5. Ne peut-on aussi combattre l'influence des mauvais Esprits en les moralisant ?

«Oui, c'est ce qu'on ne fait pas, et c'est ce qu'il ne faut pas négliger de faire ; car souvent c'est une tâche qui vous est donnée, et que vous devez accomplir charitablement et religieusement. Par de sages conseils, on peut les exciter au repentir et hâter leur avancement.»

- Comment un homme peut-il avoir sous ce rapport plus d'influence que n'en ont les Esprits eux-mêmes ?

«Les Esprits pervers se rapprochent plutôt des hommes qu'ils cherchent à tourmenter que des Esprits dont ils s'éloignent le plus possible. Dans ce rapprochement avec les humains, quand ils en trouvent qui les moralisent, ils ne les écoutent pas d'abord, ils en rient ; puis, si on sait les prendre, ils finissent par se laisser toucher. Les Esprits élevés ne peuvent leur parler qu'au nom de Dieu, et cela les effraye. L'homme n'a certainement pas plus de pouvoir que les Esprits supérieurs, mais son langage s'identifie mieux avec leur nature, et en voyant l'ascendant qu'il peut exercer sur les Esprits inférieurs, il comprend mieux la solidarité qui existe entre le ciel et la terre.
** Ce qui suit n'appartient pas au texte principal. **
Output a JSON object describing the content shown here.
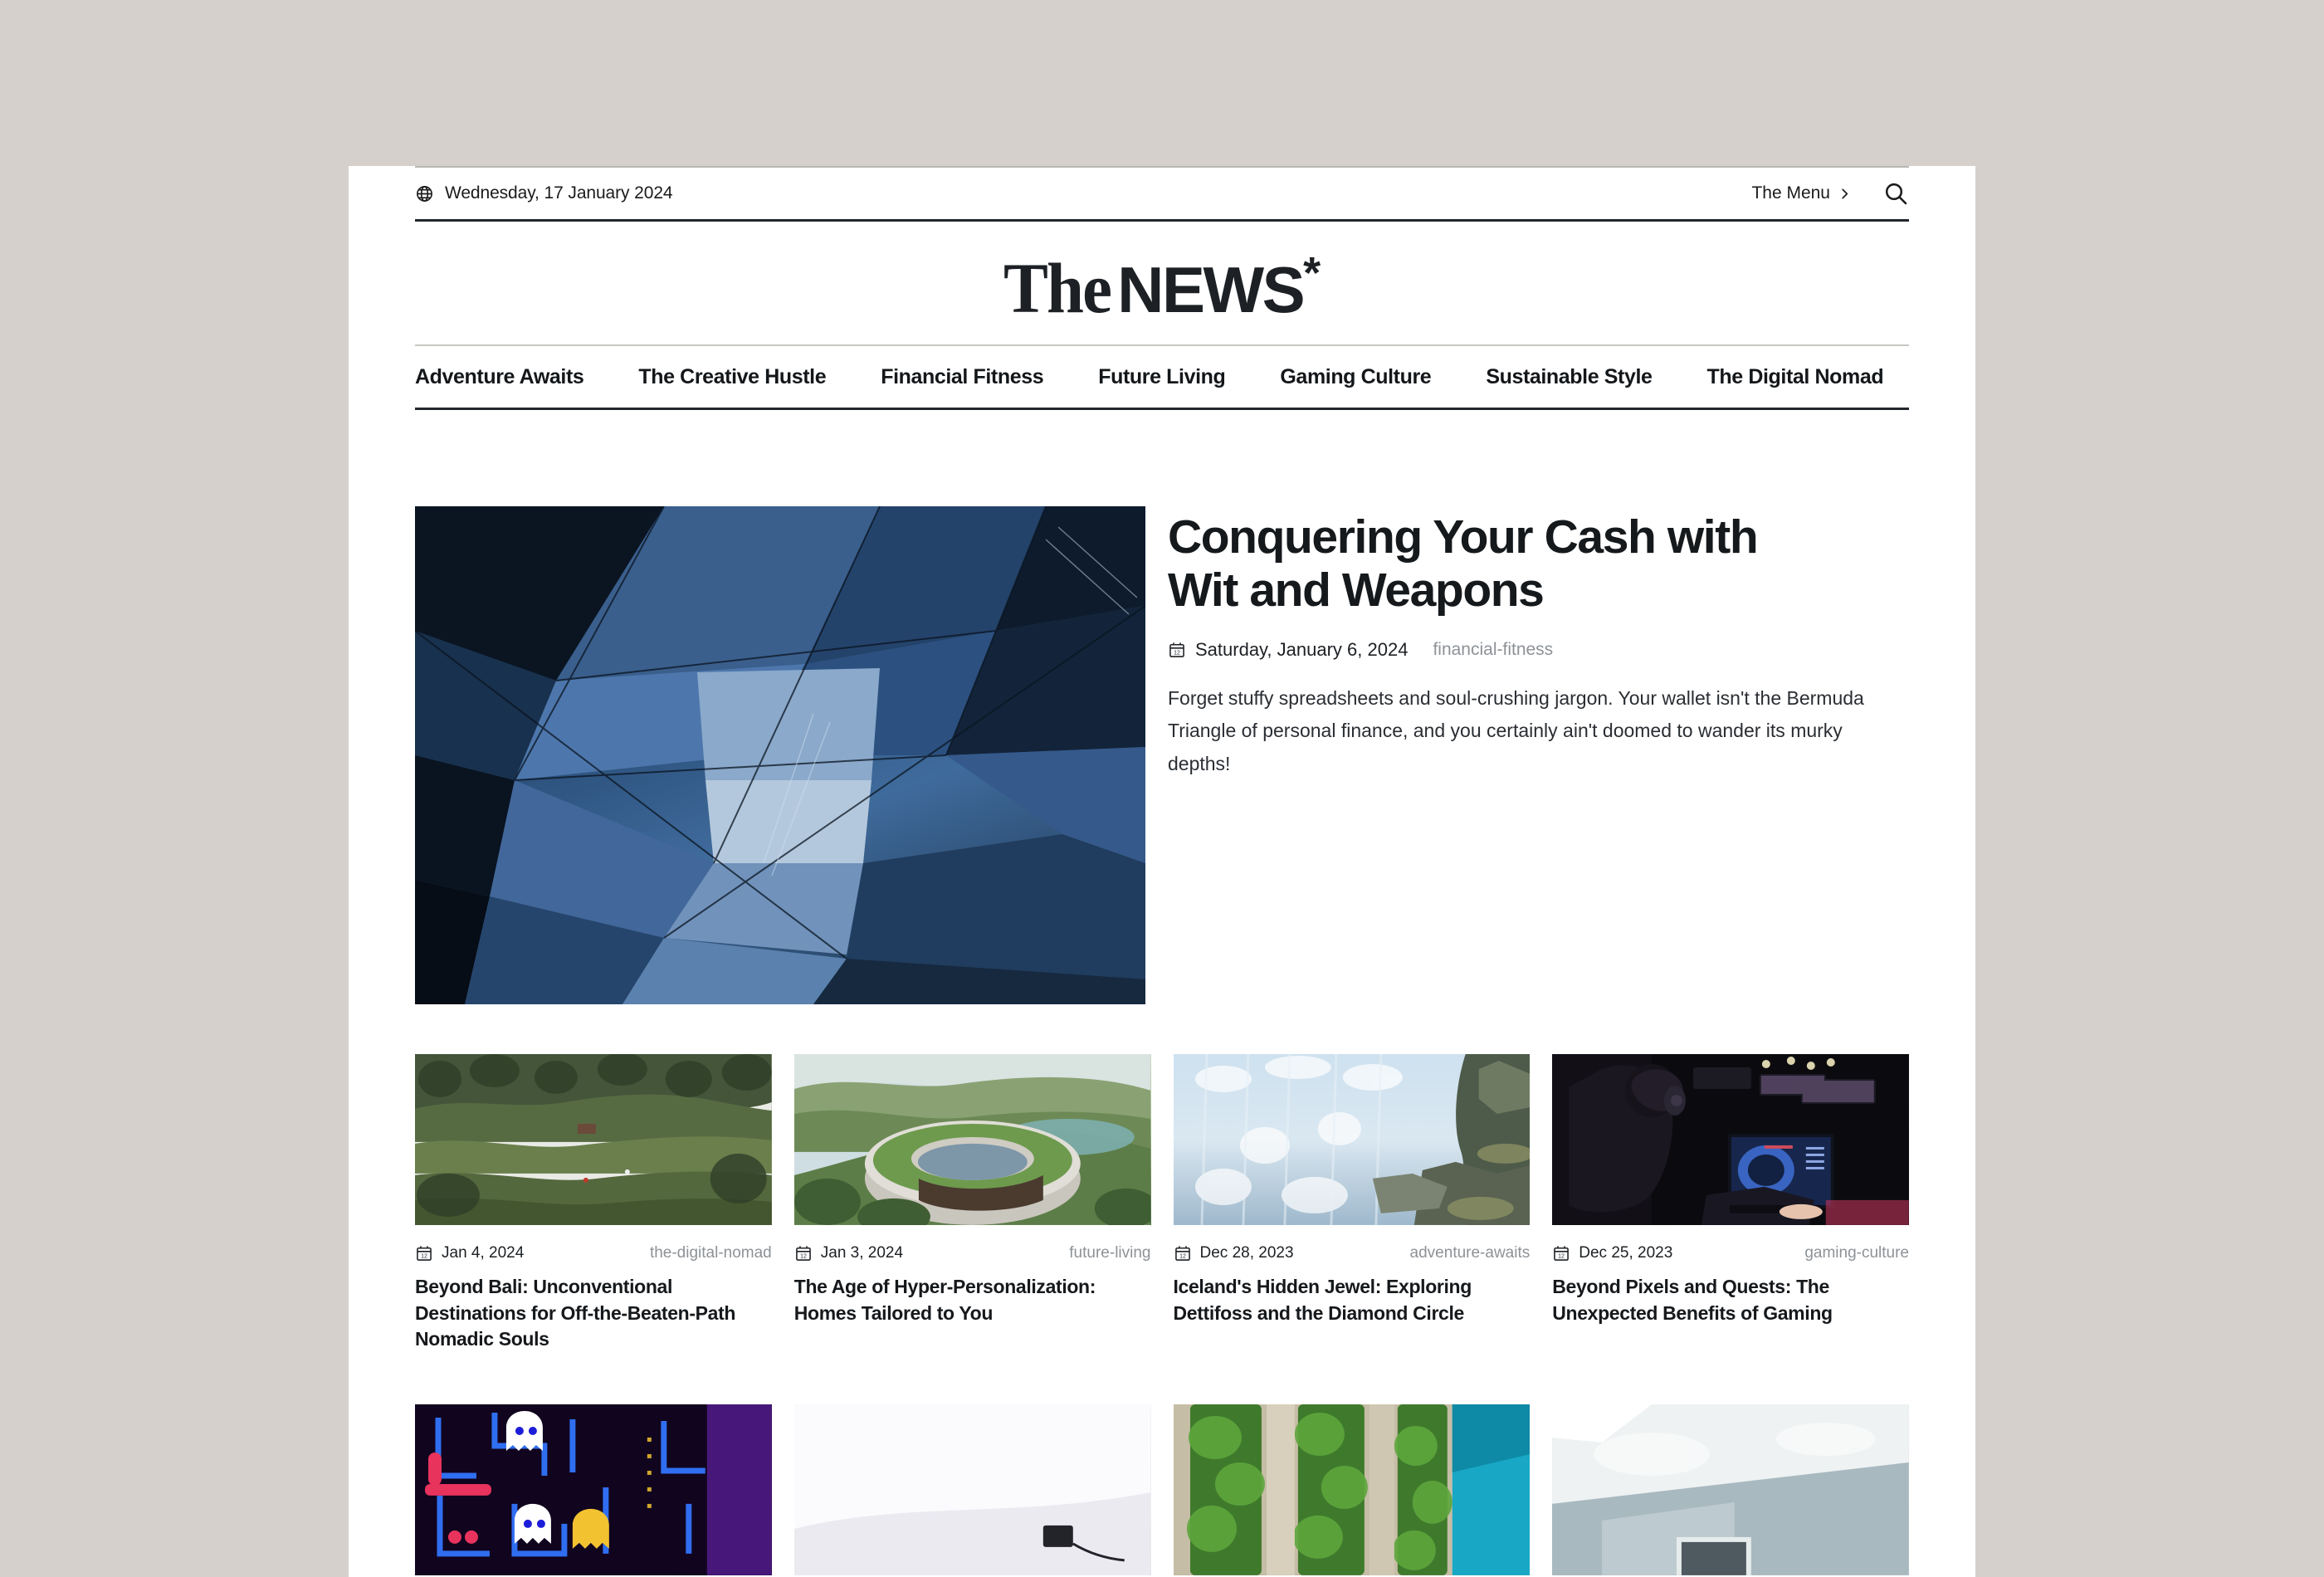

Du reste, l'ascendant que l'homme peut exercer sur les Esprits est en raison de sa supériorité morale. Il ne maîtrise pas les Esprits supérieurs, ni même ceux qui, sans être supérieurs, sont bons et bienveillants, mais il peut maîtriser les Esprits qui lui sont inférieurs en moralité.» (Voir n° 279.)

6. La subjugation corporelle, poussée à un certain degré, pourrait-elle avoir pour conséquence la folie ?

«Oui, une espèce de folie dont la cause est inconnue du monde, mais qui n'a pas de rapport avec la folie ordinaire. Parmi ceux que l'on traite de fous, il y en a beaucoup qui ne sont que subjugués ; il leur faudrait un traitement moral, tandis qu'on les rend fous véritables avec les traitements corporels. Lorsque les médecins connaîtront bien le spiritisme, ils sauront faire cette distinction et guériront plus de malades qu'avec les douches.» (221.)

7. Que doit-on penser de ceux qui, voyant un danger quelconque dans le spiritisme, croient que le moyen de le prévenir serait d'interdire les communications spirites ?

«S'ils peuvent interdire à certaines personnes de communiquer avec les Esprits, ils ne peuvent empêcher les manifestations spontanées faites à ces mêmes personnes, car ils ne peuvent supprimer les Esprits ni empêcher leur influence occulte. Cela ressemble à ces enfants qui se bouchent les yeux et croient qu'on ne les voit pas. Ce serait folie de vouloir supprimer une chose qui offre de grands avantages, parce que des imprudents peuvent en abuser ; le moyen de prévenir ces inconvénients, c'est au contraire de faire connaître à fond cette chose.»